Classroom lesson · Food · 🇧🇪 Belgium

Belgian Waffles

Crispy outside, fluffy inside, and topped with everything

Photo · Wikimedia Commons

What is it?

Belgian waffles are a beloved treat eaten all over the world, but in Belgium there are actually two very different kinds: the Brussels waffle and the Liège waffle. Both are made in special irons that press the batter into a grid of deep squares, but they taste and feel quite different.

Tell me more

The Brussels waffle is the light, rectangular one you are most likely to see sold from street stalls. It is made with a yeast batter that makes it airy and crispy on the outside. Toppings can include strawberries and cream, banana and chocolate sauce, or plain icing sugar — locals often keep it simple.

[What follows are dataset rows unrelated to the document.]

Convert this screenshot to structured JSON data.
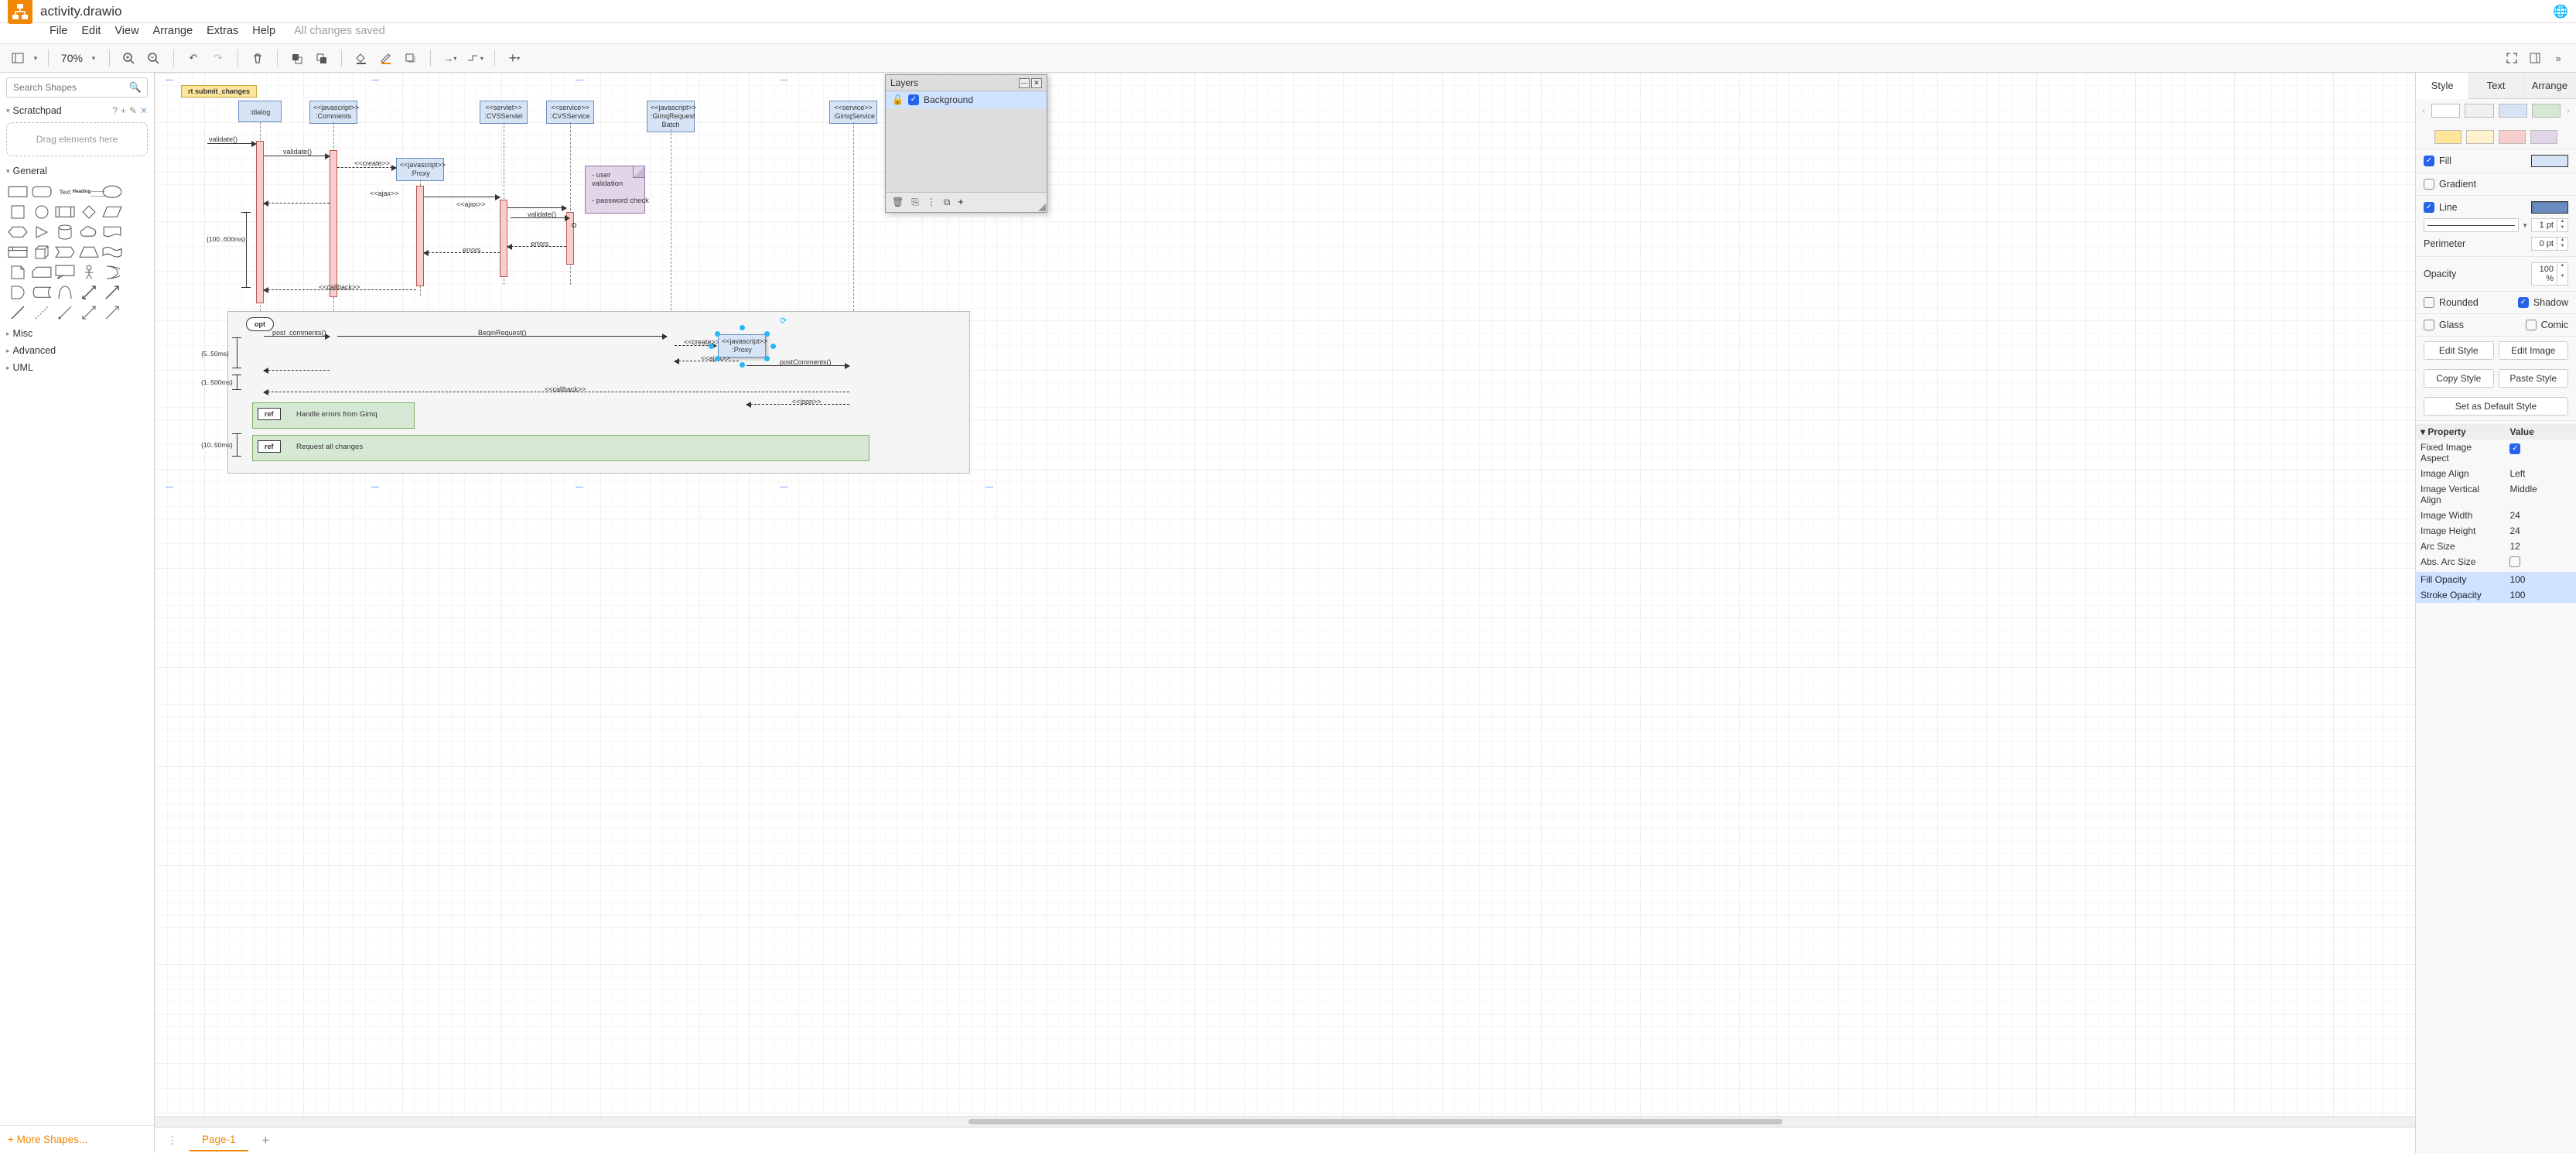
{
  "title": "activity.drawio",
  "menubar": [
    "File",
    "Edit",
    "View",
    "Arrange",
    "Extras",
    "Help"
  ],
  "status": "All changes saved",
  "zoom": "70%",
  "search_placeholder": "Search Shapes",
  "scratchpad_label": "Scratchpad",
  "scratchpad_hint": "Drag elements here",
  "shape_categories": [
    "General",
    "Misc",
    "Advanced",
    "UML"
  ],
  "more_shapes": "More Shapes...",
  "page_tab": "Page-1",
  "right_tabs": [
    "Style",
    "Text",
    "Arrange"
  ],
  "style_swatches_row1": [
    "#ffffff",
    "#f0f0f0",
    "#d7e4f5",
    "#d5e8d4"
  ],
  "style_swatches_row2": [
    "#ffe599",
    "#fff2cc",
    "#f8cecc",
    "#e1d5e7"
  ],
  "fill_label": "Fill",
  "gradient_label": "Gradient",
  "line_label": "Line",
  "line_width": "1 pt",
  "perimeter_label": "Perimeter",
  "perimeter_val": "0 pt",
  "opacity_label": "Opacity",
  "opacity_val": "100 %",
  "rounded_label": "Rounded",
  "shadow_label": "Shadow",
  "glass_label": "Glass",
  "comic_label": "Comic",
  "edit_style": "Edit Style",
  "edit_image": "Edit Image",
  "copy_style": "Copy Style",
  "paste_style": "Paste Style",
  "default_style": "Set as Default Style",
  "prop_header": {
    "p": "Property",
    "v": "Value"
  },
  "properties": [
    {
      "p": "Fixed Image Aspect",
      "v": "",
      "checked": true
    },
    {
      "p": "Image Align",
      "v": "Left"
    },
    {
      "p": "Image Vertical Align",
      "v": "Middle"
    },
    {
      "p": "Image Width",
      "v": "24"
    },
    {
      "p": "Image Height",
      "v": "24"
    },
    {
      "p": "Arc Size",
      "v": "12"
    },
    {
      "p": "Abs. Arc Size",
      "v": "",
      "checked": false
    },
    {
      "p": "Fill Opacity",
      "v": "100",
      "sel": true
    },
    {
      "p": "Stroke Opacity",
      "v": "100",
      "sel": true
    }
  ],
  "layers": {
    "title": "Layers",
    "row": "Background"
  },
  "diagram": {
    "frag_title": "rt submit_changes",
    "heads": {
      "dialog": ":dialog",
      "comments": "<<javascript>>\n:Comments",
      "servlet": "<<servlet>>\n:CVSServlet",
      "cvsservice": "<<service>>\n:CVSService",
      "gimqbatch": "<<javascript>>\n:GimqRequest\nBatch",
      "gimqservice": "<<service>>\n:GimqService",
      "proxy1": "<<javascript>>\n:Proxy",
      "proxy2": "<<javascript>>\n:Proxy"
    },
    "messages": {
      "validate1": "validate()",
      "validate2": "validate()",
      "create": "<<create>>",
      "ajax1": "<<ajax>>",
      "ajax2": "<<ajax>>",
      "validate3": "validate()",
      "errors1": "errors",
      "errors2": "errors",
      "callback1": "<<callback>>",
      "post_comments": "post_comments()",
      "begin_request": "BeginRequest()",
      "create2": "<<create>>",
      "ajax3": "<<ajax>>",
      "post_comments2": "postComments()",
      "callback2": "<<callback>>",
      "json": "<<json>>"
    },
    "opt": "opt",
    "note": "- user\nvalidation\n\n- password check",
    "durations": {
      "d1": "{100..600ms}",
      "d2": "{5..50ms}",
      "d3": "{1..500ms}",
      "d4": "{10..50ms}"
    },
    "ref1_tag": "ref",
    "ref1_text": "Handle errors from Gimq",
    "ref2_tag": "ref",
    "ref2_text": "Request all changes"
  }
}
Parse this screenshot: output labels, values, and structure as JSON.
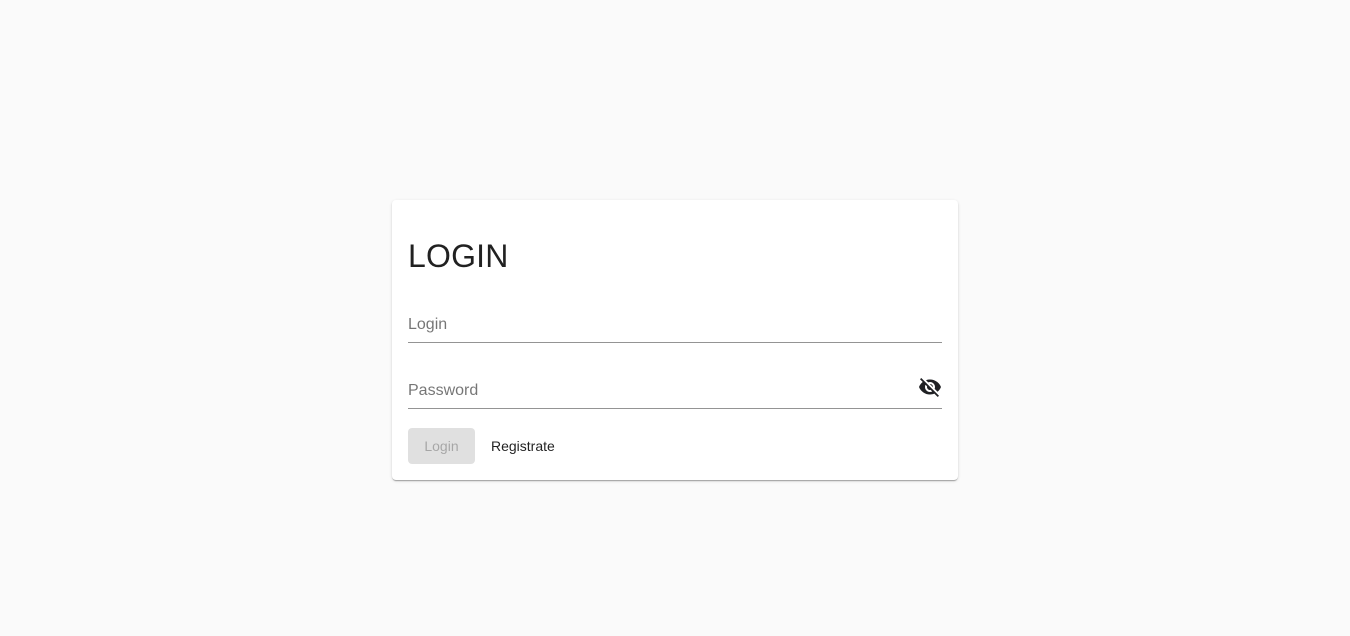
{
  "login_card": {
    "title": "LOGIN",
    "login_field": {
      "placeholder": "Login",
      "value": ""
    },
    "password_field": {
      "placeholder": "Password",
      "value": "",
      "toggle_icon": "visibility-off-icon"
    },
    "login_button_label": "Login",
    "register_button_label": "Registrate"
  }
}
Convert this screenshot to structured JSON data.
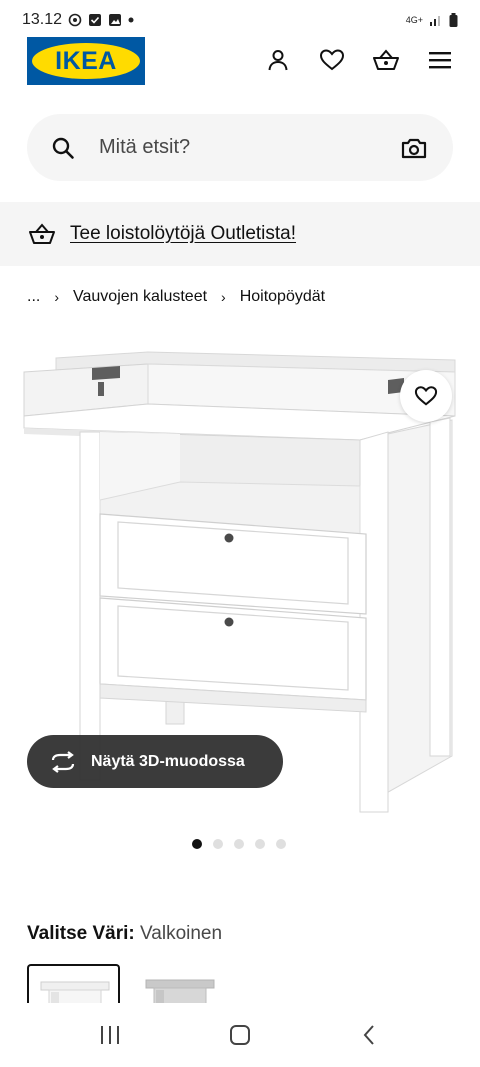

The Liège waffle is smaller, rounder, and chewier. It contains chunks of pearl sugar that caramelise in the waffle iron, creating little pockets of sweet crunchiness. Liège waffles are eaten warm, straight from the iron, without any topping at all because they are already delicious on their own.

Waffles have been made in Belgium for hundreds of years. The distinctive grid pattern comes from the two-sided iron pressed together over a heat source. The deep pockets are perfect for catching toppings — early waffle-sellers realised this was part of the appeal, as every bite could be a little different.

You can buy waffles from street stalls throughout Belgium at almost any time of day. Belgians eat them as a snack, not usually as a sit-down meal. The smell of fresh waffles cooking on the iron is one of the most recognised smells in any Belgian town centre, especially on a cold winter morning.

In the classroom

Walk your class through this in 15 minutes.

Talk together

Discussion prompts

  1. 01Belgium has two different kinds of waffle — one light and crispy, one chewy and rich. If you had to choose, which sounds better to you?
  2. 02Why do you think the same basic food (a waffle) ended up being made so differently in two different Belgian cities?
  3. 03What is a popular street food from your country that a child in Belgium might never have tried?
Try this

Classroom activity

Draw a waffle grid on squared paper (a 4x4 grid works well). In each square, draw or write a topping you would put on your perfect waffle. Share your creation with a partner and explain your choices.